Locked in a 20-pip range, falling US yield may power breakout
- AUD/USD in stasis as US stock futures decline.
- Weakness in US yields looks to be restricting downside.
AUD/USD is trading in a 20-pip range of 0.71 to 0.7120 for the ninth straight hour.
The 0.3% decline in the S&P 500 futures look to be capping the upside in the Aussie dollar. Meanwhile, the overnight decline in the US Treasury yields could be restricting losses near 0.71. The 10-year yield fell by six basis points to 1.028% on Monday, weakening the bid tone around the greenback.
Broader outlook bullish
With the Federal Reserve running an open-ended bond purchase program and markets expecting generous fiscal spending under Joe Biden‘s Presidency, the path of least resistance for AUD/USD appears to be on the higher side. The anti-risk dollar typically underperforms in global economic upswings.

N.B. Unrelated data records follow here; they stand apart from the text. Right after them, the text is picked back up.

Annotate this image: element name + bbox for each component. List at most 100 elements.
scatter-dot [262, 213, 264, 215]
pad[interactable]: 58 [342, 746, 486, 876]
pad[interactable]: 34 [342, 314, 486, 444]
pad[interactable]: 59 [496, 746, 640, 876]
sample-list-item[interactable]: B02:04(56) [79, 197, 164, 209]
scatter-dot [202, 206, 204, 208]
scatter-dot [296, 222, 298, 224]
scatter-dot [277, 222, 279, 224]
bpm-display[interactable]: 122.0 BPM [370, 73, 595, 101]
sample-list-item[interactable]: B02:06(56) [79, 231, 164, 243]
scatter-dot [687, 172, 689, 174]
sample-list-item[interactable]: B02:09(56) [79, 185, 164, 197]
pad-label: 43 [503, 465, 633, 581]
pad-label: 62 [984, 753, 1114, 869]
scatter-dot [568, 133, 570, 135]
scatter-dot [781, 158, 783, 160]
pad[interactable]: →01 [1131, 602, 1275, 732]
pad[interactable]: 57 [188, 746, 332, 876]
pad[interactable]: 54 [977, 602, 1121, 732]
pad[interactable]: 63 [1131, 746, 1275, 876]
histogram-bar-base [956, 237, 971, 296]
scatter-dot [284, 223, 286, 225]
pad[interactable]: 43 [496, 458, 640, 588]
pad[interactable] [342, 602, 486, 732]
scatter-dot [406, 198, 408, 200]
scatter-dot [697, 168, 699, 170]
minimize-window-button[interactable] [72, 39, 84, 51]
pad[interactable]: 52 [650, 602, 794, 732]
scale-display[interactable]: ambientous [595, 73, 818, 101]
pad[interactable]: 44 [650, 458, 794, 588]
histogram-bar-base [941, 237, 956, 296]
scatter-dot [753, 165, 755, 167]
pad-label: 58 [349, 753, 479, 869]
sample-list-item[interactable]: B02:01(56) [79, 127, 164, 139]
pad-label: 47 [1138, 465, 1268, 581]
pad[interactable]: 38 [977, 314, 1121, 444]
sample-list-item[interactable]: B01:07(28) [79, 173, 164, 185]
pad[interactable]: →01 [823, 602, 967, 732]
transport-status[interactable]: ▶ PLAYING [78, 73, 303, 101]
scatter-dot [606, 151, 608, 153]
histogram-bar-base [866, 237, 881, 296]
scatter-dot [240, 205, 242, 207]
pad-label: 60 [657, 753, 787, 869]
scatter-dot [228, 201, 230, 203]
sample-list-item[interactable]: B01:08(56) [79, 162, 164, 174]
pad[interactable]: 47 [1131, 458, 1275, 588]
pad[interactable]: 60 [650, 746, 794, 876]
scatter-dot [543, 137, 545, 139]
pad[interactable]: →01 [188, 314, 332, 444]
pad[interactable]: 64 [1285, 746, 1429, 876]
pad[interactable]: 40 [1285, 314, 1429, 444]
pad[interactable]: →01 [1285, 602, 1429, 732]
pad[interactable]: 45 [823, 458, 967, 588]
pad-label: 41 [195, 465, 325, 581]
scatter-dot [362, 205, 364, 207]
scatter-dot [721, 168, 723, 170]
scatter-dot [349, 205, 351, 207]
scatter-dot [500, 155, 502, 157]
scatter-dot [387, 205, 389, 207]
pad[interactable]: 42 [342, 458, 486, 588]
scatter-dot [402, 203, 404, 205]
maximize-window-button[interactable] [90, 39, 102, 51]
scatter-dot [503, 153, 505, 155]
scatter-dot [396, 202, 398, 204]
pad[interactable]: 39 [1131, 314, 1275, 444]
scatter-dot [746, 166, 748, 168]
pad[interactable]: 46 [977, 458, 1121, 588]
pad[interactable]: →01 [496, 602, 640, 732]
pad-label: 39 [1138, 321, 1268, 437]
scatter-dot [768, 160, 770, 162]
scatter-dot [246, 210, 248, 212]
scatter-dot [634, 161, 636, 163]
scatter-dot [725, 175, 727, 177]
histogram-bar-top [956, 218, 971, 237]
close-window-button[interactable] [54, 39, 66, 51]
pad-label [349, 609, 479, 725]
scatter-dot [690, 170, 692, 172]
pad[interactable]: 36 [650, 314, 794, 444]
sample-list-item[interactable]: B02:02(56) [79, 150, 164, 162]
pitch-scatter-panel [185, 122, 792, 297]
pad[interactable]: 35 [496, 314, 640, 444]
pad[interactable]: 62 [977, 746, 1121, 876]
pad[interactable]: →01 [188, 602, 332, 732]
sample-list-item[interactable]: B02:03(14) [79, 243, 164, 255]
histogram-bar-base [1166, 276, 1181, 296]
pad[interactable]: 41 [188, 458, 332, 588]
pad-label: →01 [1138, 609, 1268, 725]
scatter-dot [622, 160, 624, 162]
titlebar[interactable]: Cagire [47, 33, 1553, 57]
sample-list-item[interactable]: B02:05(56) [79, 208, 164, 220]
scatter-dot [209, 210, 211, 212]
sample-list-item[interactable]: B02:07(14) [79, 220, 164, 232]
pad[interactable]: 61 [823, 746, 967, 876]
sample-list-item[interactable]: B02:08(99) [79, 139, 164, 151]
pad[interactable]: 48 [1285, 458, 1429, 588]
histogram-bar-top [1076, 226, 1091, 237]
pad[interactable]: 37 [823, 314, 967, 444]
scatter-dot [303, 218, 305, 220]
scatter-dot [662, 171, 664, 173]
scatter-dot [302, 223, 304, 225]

The greenback has already taken a beating since the March crash. AUD/USD has rallied from 0.55 to 0.78 in the past ten months.
However, in the short-term, potential rise in the US Treasury yields, the R(BA)‘s aggressive A$100bn QE program (with potential for more), ongoing pain for Australia’s tourism and education exports, and tensions with China could play the spoilsport, according to Westpac analysts.
The US 10-year yield rose from 0.9% to 1.17% earlier this month, putting a bid under the oversold greenback. Yields rose following the Democrats’ recapturing of Senate control.